The Tag Game: Belonging Without Labels
How ego drains energy by tagging people and roles, and how to reclaim presence by living without labels.
Friday, September 19, 2025
Metaphorical Narrative
Imagine a crowded market where every stall sells labels. As you pass, the vendors stick them on you: student, lesser, outsider, performer. At first, it feels like safety — at least the crowd sees you. But soon your arms are heavy with stickers, your back bent with tags. The more labels you carry, the less room there is for your own skin to breathe.
Then you step outside the market. The tags fall. Sunlight hits unmarked skin. Presence is simple again — no label required.
Core Insight
Ego tags people to build contracts: “If I keep this role alive, I get belonging.” It’s a survival trick, but it steals presence. Each tag makes you perform a script — praise the gatekeeper, defer to the mentor, shrink before the powerful. These performances create energy drain, false commitments, and isolation when the tags no longer fit.

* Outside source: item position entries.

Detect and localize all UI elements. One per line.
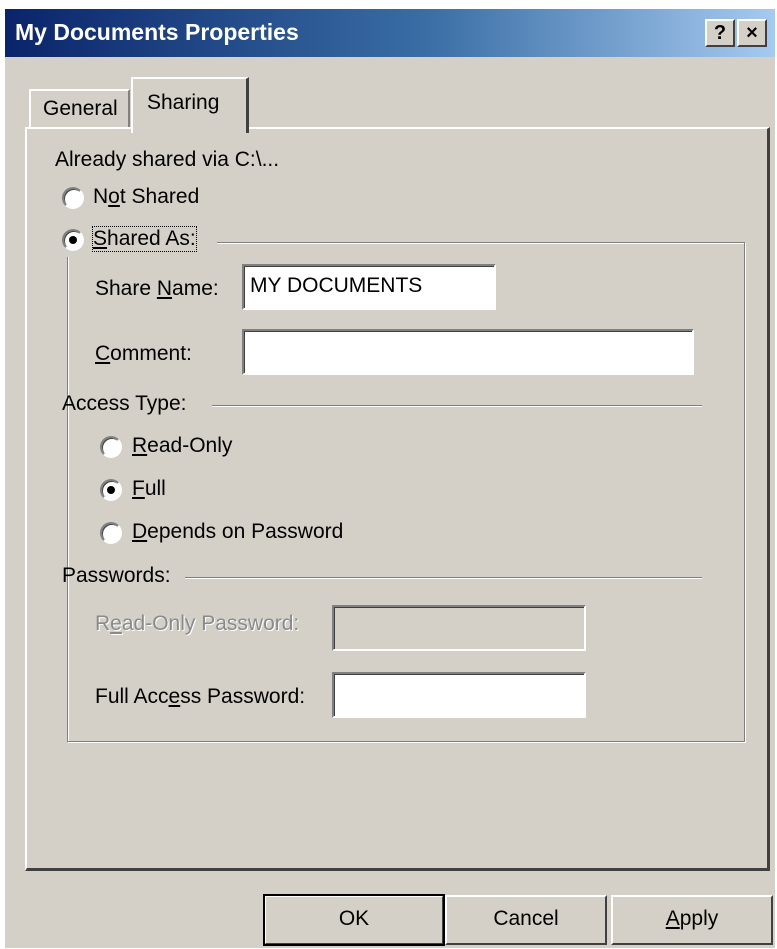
read-only-radio[interactable]: [100, 436, 122, 458]
apply-button[interactable]: Apply: [611, 895, 773, 945]
share-name-label: Share Name:: [95, 277, 219, 300]
title-bar[interactable]: My Documents Properties ? ×: [5, 9, 775, 57]
sharing-panel: Already shared via C:\... Not Shared Sha…: [25, 127, 770, 871]
read-only-password-field[interactable]: [332, 605, 586, 651]
read-only-label[interactable]: Read-Only: [132, 434, 232, 458]
properties-dialog: My Documents Properties ? × General Shar…: [4, 8, 775, 948]
full-radio[interactable]: [100, 479, 122, 501]
already-shared-label: Already shared via C:\...: [55, 148, 280, 171]
shared-as-group: [67, 242, 745, 742]
full-access-password-label: Full Access Password:: [95, 685, 306, 708]
depends-on-password-radio[interactable]: [100, 522, 122, 544]
full-label[interactable]: Full: [132, 477, 166, 501]
read-only-password-label: Read-Only Password:: [95, 612, 300, 635]
window-title: My Documents Properties: [15, 19, 299, 45]
close-button[interactable]: ×: [737, 19, 767, 47]
passwords-label: Passwords:: [62, 564, 171, 587]
passwords-divider: [185, 577, 702, 579]
access-type-divider: [212, 405, 702, 407]
tab-general[interactable]: General: [29, 89, 130, 129]
help-button[interactable]: ?: [705, 19, 735, 47]
not-shared-label[interactable]: Not Shared: [93, 185, 199, 209]
shared-as-radio[interactable]: [62, 229, 84, 251]
tab-sharing[interactable]: Sharing: [131, 77, 249, 133]
share-name-field[interactable]: MY DOCUMENTS: [242, 264, 496, 310]
access-type-label: Access Type:: [62, 392, 187, 415]
not-shared-radio[interactable]: [62, 187, 84, 209]
depends-on-password-label[interactable]: Depends on Password: [132, 520, 343, 544]
ok-button[interactable]: OK: [263, 894, 445, 946]
cancel-button[interactable]: Cancel: [445, 895, 607, 945]
comment-field[interactable]: [242, 329, 694, 375]
shared-as-label[interactable]: Shared As:: [92, 226, 197, 252]
full-access-password-field[interactable]: [332, 672, 586, 718]
comment-label: Comment:: [95, 342, 192, 365]
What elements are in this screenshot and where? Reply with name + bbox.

The antidote is recognising that belonging isn’t earned through labels. It is already owned by presence itself. When you name the tag — “That’s the critic,” “That’s the student role,” “That’s the outsider role” — you loosen its grip. Without the tag, there is no contract to uphold. You stay with the moment instead of the performance.
Saturday Experiment
- In one conversation, notice the first label your mind tries to assign (e.g., “they are authority,” “I am outsider”).
- Silently name it: “That’s a tag.”
- Stay with the raw exchange — words, tone, breath — instead of the role. Let the scene belong to you without a script.
Sunday Reflection
Write in third person. Prompt:
- “They noticed the tag today — what label was it, and how did it shape their behaviour?”
- “When they named it as just a tag, what drained away?”
- “What presence became possible without the role?”